時々耳に入ってくる叫び声が、頭に響いて消えていく。



「むーーっっ!!!」



そんなルフィの叫び声は、今度はしっかりと頭に響く。はっと我に返った時には目の前にマスクが転がってきて、今すぐにそれを付けろ、と一言。言われるがままマスクを顔にすると、その瞬間目の前が真っ白い煙に覆われる。これが何かはわからない。だけどこれが危ないものだって事はわかる。
だからこそのマスク。それを無駄にはしない。
…ほんとはちょっと考えた。これしなかったらどうなるんだろうって。だけどそんな考えはほんの一瞬。



「お嬢さん、無事か?」



死にたくなかった、のだ。
差し出された金髪コックさんの右手をゆるく握る。笑ってはいるが、彼は血塗れだった。無事か?とその問い掛けは、本来ならば私が彼にすべきものなんだろう。
船はもうボロボロ。倒れている傷だらけのルフィは彼が担ぎ、彼のジャケットと靴、ルフィの麦わら帽子を私が拾う。
ルフィが勝ったことは、なんとなく分かった。この船の状況を見れば、どんなに激しい戦いが繰り広げられていたのかっていうのも簡単に想像が出来る。



「ふぅ…」



ベッドにルフィを放り投げると同時に座り込むコックさん。綺麗な金髪に赤黒い血がべっとりと色を付けていた。平気そうにしていたが、実際はそうでもなかったらしい。大きくため息を吐いて、ルフィの隣にバタッと倒れこんだ。
何をすればいいのかわからないのは、私の医療の知識はほぼゼロに等しいからだ。取り敢えず海水じゃない水で濡らしたタオルで、ルフィとコックさんの顔や体についた血を拭き取っていく。ガシッと掴まれた手首に驚けば、コックさんがうっすらと目を開けた。
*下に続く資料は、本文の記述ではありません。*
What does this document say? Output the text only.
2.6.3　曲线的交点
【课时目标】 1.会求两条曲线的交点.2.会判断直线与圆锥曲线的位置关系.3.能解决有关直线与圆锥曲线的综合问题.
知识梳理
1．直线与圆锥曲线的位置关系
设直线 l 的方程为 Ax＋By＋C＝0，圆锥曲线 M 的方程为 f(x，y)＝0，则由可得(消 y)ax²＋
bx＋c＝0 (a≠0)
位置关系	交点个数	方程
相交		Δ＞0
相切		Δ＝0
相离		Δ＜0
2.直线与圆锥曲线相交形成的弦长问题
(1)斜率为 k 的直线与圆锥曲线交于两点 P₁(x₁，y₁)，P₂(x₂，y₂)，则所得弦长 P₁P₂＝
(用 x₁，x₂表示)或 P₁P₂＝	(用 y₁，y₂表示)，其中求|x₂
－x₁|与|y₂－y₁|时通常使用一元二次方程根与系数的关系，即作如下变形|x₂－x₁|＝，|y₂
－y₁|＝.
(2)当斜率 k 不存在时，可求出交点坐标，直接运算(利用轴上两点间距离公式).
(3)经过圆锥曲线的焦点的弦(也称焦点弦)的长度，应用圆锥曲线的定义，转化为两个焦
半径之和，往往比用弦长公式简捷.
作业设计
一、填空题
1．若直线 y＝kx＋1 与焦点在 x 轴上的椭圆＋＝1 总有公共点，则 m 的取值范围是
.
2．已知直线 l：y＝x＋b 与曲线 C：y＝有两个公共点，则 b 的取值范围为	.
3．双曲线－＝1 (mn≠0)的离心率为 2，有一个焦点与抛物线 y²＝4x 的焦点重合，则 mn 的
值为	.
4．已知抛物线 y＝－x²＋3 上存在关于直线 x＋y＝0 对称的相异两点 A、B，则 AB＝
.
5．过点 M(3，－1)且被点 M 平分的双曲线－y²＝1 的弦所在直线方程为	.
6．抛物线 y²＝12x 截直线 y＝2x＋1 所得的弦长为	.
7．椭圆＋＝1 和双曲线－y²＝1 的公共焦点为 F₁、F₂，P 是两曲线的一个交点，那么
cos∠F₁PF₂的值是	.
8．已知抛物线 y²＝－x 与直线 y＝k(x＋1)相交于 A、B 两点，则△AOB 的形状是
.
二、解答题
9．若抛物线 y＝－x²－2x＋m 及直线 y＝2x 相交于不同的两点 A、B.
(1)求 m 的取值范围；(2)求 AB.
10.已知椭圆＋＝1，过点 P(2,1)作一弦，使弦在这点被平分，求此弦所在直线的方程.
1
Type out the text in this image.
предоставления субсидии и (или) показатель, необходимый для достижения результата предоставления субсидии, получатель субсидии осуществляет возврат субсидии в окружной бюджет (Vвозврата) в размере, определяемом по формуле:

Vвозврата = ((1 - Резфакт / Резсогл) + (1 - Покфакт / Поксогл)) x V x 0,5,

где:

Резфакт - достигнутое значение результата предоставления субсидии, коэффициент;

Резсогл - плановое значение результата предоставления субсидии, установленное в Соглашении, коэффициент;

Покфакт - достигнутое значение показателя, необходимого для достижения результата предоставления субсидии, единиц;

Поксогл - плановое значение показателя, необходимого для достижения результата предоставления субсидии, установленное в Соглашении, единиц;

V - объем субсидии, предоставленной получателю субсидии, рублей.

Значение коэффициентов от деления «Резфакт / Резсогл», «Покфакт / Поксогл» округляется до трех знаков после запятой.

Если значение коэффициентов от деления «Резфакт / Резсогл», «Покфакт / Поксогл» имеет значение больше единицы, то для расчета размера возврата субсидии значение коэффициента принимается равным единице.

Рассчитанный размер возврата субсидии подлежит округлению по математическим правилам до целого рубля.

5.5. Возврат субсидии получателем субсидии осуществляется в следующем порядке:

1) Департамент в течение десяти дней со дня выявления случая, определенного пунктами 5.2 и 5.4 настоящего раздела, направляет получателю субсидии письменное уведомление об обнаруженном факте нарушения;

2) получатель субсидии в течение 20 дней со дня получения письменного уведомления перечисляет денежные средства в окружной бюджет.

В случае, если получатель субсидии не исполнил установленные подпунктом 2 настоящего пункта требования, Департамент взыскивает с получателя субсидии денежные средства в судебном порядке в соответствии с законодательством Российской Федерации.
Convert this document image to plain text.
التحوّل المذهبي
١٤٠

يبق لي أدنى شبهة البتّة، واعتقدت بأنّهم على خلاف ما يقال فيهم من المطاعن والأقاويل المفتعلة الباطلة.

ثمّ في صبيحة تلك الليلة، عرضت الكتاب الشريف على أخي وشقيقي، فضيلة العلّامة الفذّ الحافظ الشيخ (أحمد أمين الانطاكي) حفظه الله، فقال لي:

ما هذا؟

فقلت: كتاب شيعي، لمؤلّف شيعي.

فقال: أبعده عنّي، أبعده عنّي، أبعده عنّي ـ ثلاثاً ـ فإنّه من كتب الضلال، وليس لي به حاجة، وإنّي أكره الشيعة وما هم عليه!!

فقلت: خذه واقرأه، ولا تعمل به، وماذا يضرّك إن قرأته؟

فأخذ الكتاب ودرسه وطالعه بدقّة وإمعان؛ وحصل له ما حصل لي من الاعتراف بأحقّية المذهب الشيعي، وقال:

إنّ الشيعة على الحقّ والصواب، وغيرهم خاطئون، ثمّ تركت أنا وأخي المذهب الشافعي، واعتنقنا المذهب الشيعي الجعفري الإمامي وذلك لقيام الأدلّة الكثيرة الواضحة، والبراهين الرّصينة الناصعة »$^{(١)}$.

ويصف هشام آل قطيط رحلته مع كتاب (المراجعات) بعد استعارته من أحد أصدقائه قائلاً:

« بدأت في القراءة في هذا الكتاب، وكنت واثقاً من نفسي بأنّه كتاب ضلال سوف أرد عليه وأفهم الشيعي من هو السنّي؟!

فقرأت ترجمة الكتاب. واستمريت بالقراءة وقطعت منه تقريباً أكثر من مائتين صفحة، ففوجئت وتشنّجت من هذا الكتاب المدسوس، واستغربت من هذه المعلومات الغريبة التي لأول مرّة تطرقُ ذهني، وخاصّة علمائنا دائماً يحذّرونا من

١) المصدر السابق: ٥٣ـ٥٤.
「今包帯切らしてんだ…血の気の多いコックと客のせいで」



消毒液を染み込ませたガーゼで傷口を拭いていくと、瞼の閉じられた綺麗な表情が一瞬、歪む。左目の下に絆創膏を貼るとゆっくり目蓋が開き、ゆっくりと起き上がった。ジャケットを羽織り靴を履き、木の柵にもたれかかりタバコをくわえる。絵になるなぁ、なんて思いながら今度はルフィの顔や身体に絆創膏を貼っていった。
ぱちっとルフィの目が開き、次の瞬間がばっと起き上がる。麦わら帽子を探していたらしく、それを差し出すとにっこり笑って帽子を被る。顔中に貼られていた絆創膏が気になったのかそれを一枚ずつはがしはじめた。(あぁせっかく貼ったのに…)


「お前さ…オールブルーって知ってるか?」


部屋から出たルフィに、目をキラキラさせて楽しそうに話し始める彼。……なんて、落ち着いている場合なんかじゃない。
冷静になった今、私の頭は再び恐怖に支配され始める。現実を見なければいけないのはわかっているけれど、そもそもこれが現実なのかどうなのかだってわからない。
数時間前まで私は自宅の自室で気持ち良く寝ていたはずなのに、今は全く知らない場所で危険な事に巻き込まれている。



「お嬢さん、そろそろ飯の時間だ。行くか?」

「なんだ腹減ってねーのかぁ?」



声をかけてくれたコックさんとルフィに首を横に振ってみせると、まぁゆっくりしていくといい、と私の頭に軽く手を乗せた。
二人の背中を見つめる。
これから一体どうなってしまうんだろうという、漠然とした不安だけが私の中をぐるぐる渦巻いていた。